The forthcoming investigation into the decline of the house sparrow, to be announced by the Government today, is partly to be a giant number-crunching exercise - one of the biggest ever carried out in the world of ornithology.

It will involve extensive analysis of several of the large long-running surveys which make Britain's birds the most closely monitored in the world.

Six surveys in particular will be examined by computer for evidence of patterns of decline in sparrows in towns, suburbs and the countryside, and for similar declines in starlings. Some of them are confusingly similar (except to experts) but all give valuable information.

The oldest is the National Ringing Scheme, which dates back to 1908. Recoveries of ringed birds can give data on their movements and on how long they live: there are thought to be records on 400,000 sparrows that have been ringed and about 6,000 that have been recovered.

The Nest Records Scheme, started in 1939, gives information on numbers of eggs, egg-laying dates and how successful are different broods. It is done for more than 200 species and involves about 40,000 records a year.
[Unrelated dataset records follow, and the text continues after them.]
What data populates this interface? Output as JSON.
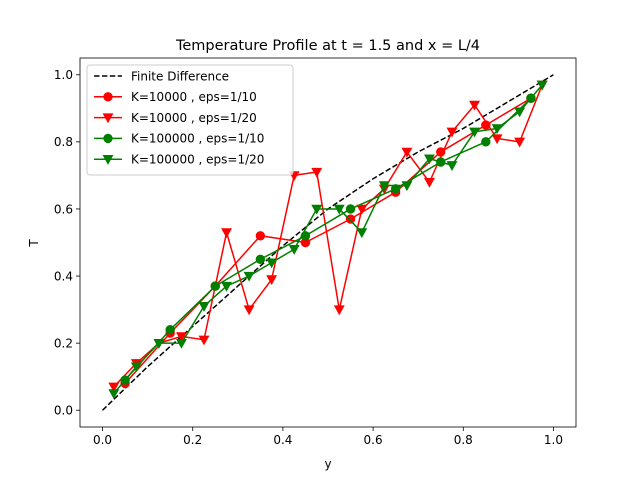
{
  "chart_data": {
    "type": "line",
    "title": "Temperature Profile at t = 1.5 and x = L/4",
    "xlabel": "y",
    "ylabel": "T",
    "xlim": [
      -0.05,
      1.05
    ],
    "ylim": [
      -0.05,
      1.05
    ],
    "xticks": [
      "0.0",
      "0.2",
      "0.4",
      "0.6",
      "0.8",
      "1.0"
    ],
    "yticks": [
      "0.0",
      "0.2",
      "0.4",
      "0.6",
      "0.8",
      "1.0"
    ],
    "grid": false,
    "legend_position": "upper-left",
    "series": [
      {
        "name": "Finite Difference",
        "color": "#000000",
        "dash": true,
        "marker": "none",
        "x": [
          0.0,
          0.1,
          0.2,
          0.3,
          0.4,
          0.5,
          0.6,
          0.7,
          0.8,
          0.9,
          1.0
        ],
        "y": [
          0.0,
          0.13,
          0.25,
          0.37,
          0.49,
          0.6,
          0.69,
          0.77,
          0.84,
          0.92,
          1.0
        ]
      },
      {
        "name": "K=10000 , eps=1/10",
        "color": "#ff0000",
        "marker": "circle",
        "x": [
          0.05,
          0.15,
          0.25,
          0.35,
          0.45,
          0.55,
          0.65,
          0.75,
          0.85,
          0.95
        ],
        "y": [
          0.08,
          0.23,
          0.37,
          0.52,
          0.5,
          0.57,
          0.65,
          0.77,
          0.85,
          0.93
        ]
      },
      {
        "name": "K=10000 , eps=1/20",
        "color": "#ff0000",
        "marker": "triangle-down",
        "x": [
          0.025,
          0.075,
          0.125,
          0.175,
          0.225,
          0.275,
          0.325,
          0.375,
          0.425,
          0.475,
          0.525,
          0.575,
          0.625,
          0.675,
          0.725,
          0.775,
          0.825,
          0.875,
          0.925,
          0.975
        ],
        "y": [
          0.07,
          0.14,
          0.2,
          0.22,
          0.21,
          0.53,
          0.3,
          0.39,
          0.7,
          0.71,
          0.3,
          0.6,
          0.66,
          0.77,
          0.68,
          0.83,
          0.91,
          0.81,
          0.8,
          0.97
        ]
      },
      {
        "name": "K=100000 , eps=1/10",
        "color": "#008000",
        "marker": "circle",
        "x": [
          0.05,
          0.15,
          0.25,
          0.35,
          0.45,
          0.55,
          0.65,
          0.75,
          0.85,
          0.95
        ],
        "y": [
          0.09,
          0.24,
          0.37,
          0.45,
          0.52,
          0.6,
          0.66,
          0.74,
          0.8,
          0.93
        ]
      },
      {
        "name": "K=100000 , eps=1/20",
        "color": "#008000",
        "marker": "triangle-down",
        "x": [
          0.025,
          0.075,
          0.125,
          0.175,
          0.225,
          0.275,
          0.325,
          0.375,
          0.425,
          0.475,
          0.525,
          0.575,
          0.625,
          0.675,
          0.725,
          0.775,
          0.825,
          0.875,
          0.925,
          0.975
        ],
        "y": [
          0.05,
          0.13,
          0.2,
          0.2,
          0.31,
          0.37,
          0.4,
          0.44,
          0.48,
          0.6,
          0.6,
          0.53,
          0.67,
          0.67,
          0.75,
          0.73,
          0.83,
          0.84,
          0.89,
          0.97
        ]
      }
    ]
  }
}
Currently, about 250 house sparrow nest records are being received annually.

The Common Bird Census, which started in 1962 and ends this year, is a territorial mapping exercise which indicates how many birds are in a given area and is done on 300 countryside plots across Britain. It has many thousands of sparrow records, as does its replacement, the Breeding Bird Survey, which covers 2200 plots much more randomly chosen, some of them in urban areas.
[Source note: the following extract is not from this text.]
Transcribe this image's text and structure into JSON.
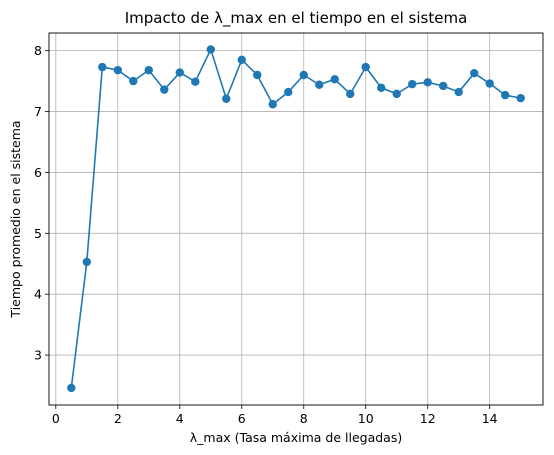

Suburbs and towns are covered by The Garden Bird Feeding Survey, which goes back to 1970 and covers 200 gardens across Britain, and the much more extensive Garden Birdwatch, which began in 1995 and has 13,000 contributors.

Dr Humphrey Crick, the British Trust for Ornithology scientist leading the enquiry, said: "We have millions of pieces of data and what's good is that much of it is very long-term. We're going to combine the information and interrogate the data sets to see how and where things have changed and what the factors affecting the birds are."